Comune di Bucine, mobilità volontaria per un Funzionario Tecnico a tempo indeterminato: domande entro il 1° aprile 2026

L'ente toscano cerca un profilo dell'Area dei Funzionari e dell'Elevata Qualificazione tramite passaggio diretto tra pubbliche amministrazioni. Selezione mediante colloquio, candidature esclusivamente sul portale InPA.

Comune di Bucine Toscana, Arezzo Pubblicato il 02 marzo 2026

Il Comune di Bucine cerca un Funzionario Tecnico

Una nuova opportunità di mobilità si apre per i dipendenti pubblici a tempo indeterminato. Il Comune di Bucine, piccolo ma dinamico centro della provincia di Arezzo nel cuore della Valdambra toscana, ha pubblicato un avviso di mobilità volontaria per l'assunzione di un Funzionario Tecnico — o figura equivalente — inquadrato nell'Area dei Funzionari e dell'Elevata Qualificazione.

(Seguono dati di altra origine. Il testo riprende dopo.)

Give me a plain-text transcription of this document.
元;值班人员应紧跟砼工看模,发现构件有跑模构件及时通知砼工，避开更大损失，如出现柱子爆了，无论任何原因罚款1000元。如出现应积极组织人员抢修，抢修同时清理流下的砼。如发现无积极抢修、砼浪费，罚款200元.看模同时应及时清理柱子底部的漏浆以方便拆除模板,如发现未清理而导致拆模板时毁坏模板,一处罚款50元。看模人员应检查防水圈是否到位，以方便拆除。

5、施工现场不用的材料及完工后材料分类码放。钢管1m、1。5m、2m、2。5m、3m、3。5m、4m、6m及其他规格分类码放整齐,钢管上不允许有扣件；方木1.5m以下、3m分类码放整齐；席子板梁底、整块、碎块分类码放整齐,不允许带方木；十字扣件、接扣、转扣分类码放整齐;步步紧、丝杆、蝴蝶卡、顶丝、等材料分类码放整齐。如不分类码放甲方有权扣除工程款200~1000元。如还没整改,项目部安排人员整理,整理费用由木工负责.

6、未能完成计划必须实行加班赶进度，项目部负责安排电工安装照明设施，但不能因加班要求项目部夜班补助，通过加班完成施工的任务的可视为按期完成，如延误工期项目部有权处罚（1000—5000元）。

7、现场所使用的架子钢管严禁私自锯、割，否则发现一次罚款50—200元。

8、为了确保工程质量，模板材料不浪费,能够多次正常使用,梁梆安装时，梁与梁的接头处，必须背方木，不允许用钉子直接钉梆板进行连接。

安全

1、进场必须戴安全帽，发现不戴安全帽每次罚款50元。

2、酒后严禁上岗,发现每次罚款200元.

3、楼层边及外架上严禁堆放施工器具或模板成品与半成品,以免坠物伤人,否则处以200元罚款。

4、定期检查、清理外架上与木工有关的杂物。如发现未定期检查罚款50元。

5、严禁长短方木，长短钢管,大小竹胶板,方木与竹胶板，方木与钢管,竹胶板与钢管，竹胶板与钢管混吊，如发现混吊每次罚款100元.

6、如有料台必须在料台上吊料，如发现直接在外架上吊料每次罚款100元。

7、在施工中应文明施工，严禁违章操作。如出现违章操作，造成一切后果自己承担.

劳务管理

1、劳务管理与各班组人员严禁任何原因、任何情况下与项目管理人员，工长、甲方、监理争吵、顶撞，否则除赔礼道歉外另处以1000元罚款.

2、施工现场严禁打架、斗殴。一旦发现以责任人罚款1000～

L'avviso, reso noto il 2 marzo 2026, si inserisce nel quadro delle procedure di passaggio diretto tra amministrazioni pubbliche disciplinate dall'art. 30 del D.Lgs. n. 165/2001, il Testo Unico sul pubblico impiego. Si tratta, in sostanza, di uno strumento che consente alle amministrazioni di acquisire personale già in servizio presso altri enti, senza dover ricorrere a un concorso pubblico ordinario: una via privilegiata, pensata dal legislatore per favorire la circolazione delle competenze all'interno della macchina pubblica e, al contempo, ridurre tempi e costi di reclutamento.

Per i dipendenti pubblici che desiderano un cambio di sede o di ente — magari per avvicinarsi a casa o per intraprendere un percorso professionale diverso — questa procedura rappresenta un canale concreto e relativamente snello.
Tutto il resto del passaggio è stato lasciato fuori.